そこに、オスの証でもある……絶対的な筋肉……放たれる王者の肉圧が襲った。
せめて、『↑』ならば耐えられた。
だが、度重なるランマー攻撃によって『T』になった異界は、圧倒的筋肉を目の当たりにして、魂のレベルで敗北を認めてしまい……肩が下がってしまった。
その瞬間、『T』は『+』へと変わり、そのまま『O』の背後に隠れ、『♀』になった。
──そう、その瞬間、異界は女の子になっちゃったのである!!!!!!!!!!!
魂のレベルで敗北を受け入れてしまった異界には、もはや祠より放たれるTSビーム(女は〆る)に耐えられるわけもなく……そのまま、呆気なく倒されてしまったのであった。

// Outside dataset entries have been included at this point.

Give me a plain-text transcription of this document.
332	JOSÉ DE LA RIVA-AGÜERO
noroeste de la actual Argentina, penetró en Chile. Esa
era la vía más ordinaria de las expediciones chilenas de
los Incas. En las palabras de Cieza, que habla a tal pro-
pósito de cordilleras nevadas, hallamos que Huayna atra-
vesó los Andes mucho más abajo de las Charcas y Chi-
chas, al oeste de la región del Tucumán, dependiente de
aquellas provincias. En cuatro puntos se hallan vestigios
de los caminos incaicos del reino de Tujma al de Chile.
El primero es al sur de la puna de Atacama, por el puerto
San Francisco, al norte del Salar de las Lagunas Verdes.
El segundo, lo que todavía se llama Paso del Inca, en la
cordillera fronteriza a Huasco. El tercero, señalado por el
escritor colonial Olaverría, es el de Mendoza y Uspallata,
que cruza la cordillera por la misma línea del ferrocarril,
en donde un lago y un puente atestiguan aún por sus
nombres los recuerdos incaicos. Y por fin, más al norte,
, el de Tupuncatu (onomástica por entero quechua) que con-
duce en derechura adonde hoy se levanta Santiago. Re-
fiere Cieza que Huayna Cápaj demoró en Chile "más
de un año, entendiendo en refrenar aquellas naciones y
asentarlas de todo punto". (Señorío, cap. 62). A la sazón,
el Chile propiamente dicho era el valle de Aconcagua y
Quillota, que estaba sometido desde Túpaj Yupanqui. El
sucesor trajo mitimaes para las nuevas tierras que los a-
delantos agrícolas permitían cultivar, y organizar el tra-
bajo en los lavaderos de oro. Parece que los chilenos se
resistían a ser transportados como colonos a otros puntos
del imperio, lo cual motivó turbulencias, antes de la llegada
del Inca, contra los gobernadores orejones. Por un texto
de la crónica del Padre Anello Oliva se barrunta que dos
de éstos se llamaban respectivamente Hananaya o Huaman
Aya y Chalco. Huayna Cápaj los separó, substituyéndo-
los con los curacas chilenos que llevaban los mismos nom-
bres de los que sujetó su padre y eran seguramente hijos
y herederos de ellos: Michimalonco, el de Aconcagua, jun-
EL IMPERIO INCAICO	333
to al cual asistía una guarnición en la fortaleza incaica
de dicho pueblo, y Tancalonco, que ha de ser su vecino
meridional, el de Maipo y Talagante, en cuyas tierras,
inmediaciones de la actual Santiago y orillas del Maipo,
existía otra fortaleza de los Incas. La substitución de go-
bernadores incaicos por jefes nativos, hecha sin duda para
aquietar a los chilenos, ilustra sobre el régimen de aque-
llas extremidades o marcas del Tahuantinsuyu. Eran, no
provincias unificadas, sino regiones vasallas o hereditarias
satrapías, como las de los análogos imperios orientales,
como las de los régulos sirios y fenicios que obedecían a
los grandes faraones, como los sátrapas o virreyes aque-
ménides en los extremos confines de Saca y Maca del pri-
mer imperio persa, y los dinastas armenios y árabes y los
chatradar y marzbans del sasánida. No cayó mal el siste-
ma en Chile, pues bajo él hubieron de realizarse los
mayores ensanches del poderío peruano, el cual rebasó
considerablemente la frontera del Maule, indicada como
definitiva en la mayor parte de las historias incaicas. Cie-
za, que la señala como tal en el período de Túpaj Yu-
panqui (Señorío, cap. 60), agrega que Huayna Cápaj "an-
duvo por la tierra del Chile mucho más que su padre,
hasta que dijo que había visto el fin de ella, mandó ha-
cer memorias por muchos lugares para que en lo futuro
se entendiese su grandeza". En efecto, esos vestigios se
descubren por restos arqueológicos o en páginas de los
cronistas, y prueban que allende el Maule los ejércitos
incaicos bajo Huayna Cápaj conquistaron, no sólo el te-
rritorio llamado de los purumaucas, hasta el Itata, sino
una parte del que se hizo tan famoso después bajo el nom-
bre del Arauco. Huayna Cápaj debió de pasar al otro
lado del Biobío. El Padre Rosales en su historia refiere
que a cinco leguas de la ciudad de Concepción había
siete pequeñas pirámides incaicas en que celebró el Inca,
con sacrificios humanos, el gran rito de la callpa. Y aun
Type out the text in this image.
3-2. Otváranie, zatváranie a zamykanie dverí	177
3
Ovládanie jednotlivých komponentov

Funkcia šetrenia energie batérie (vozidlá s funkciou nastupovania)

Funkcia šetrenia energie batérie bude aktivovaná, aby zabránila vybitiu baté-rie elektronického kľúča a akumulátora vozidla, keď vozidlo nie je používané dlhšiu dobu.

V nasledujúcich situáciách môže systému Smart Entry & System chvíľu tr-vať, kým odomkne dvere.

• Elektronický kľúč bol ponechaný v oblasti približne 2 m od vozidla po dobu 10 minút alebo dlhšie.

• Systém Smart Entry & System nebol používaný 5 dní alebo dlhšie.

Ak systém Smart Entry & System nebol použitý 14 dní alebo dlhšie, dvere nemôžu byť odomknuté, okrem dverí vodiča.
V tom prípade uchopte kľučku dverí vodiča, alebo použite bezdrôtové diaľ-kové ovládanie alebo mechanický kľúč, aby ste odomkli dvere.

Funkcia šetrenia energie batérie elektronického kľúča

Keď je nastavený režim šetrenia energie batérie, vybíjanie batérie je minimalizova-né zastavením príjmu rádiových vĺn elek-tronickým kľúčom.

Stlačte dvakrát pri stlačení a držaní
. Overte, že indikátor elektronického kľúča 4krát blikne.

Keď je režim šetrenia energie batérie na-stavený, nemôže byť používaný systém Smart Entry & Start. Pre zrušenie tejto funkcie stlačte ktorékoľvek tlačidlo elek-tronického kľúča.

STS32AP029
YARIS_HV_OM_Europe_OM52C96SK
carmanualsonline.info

そして、異界の住人であり異界の中でしか生きられないモヤたちも、同じ道を辿る。
異界が女の子になっちゃったのなら、モヤたちも女の子になるのは自然の摂理。女の子になっちゃった以上、祠の呪いより逃れられるわけもなく、例外なく道連れとなった。
「──っ!? 崩れるぞ!!」
そして、異界が無くなるとなれば、後に起こるのは……世界からの修正、あるべき形……すなわち、広げられた空間が元に戻るわけで。
「急げ、生き埋めにされるぞ!!」
『ポポポ……さすがに生き埋めは嫌……』
『うむ、逃げよう』
発火していた炎も、まかれていたガソリンも、全てが……まるで、始めから無かったかのように土砂の中へ埋もれてゆくのを背にしながら……彼女たちは、一目散に退散したのであった。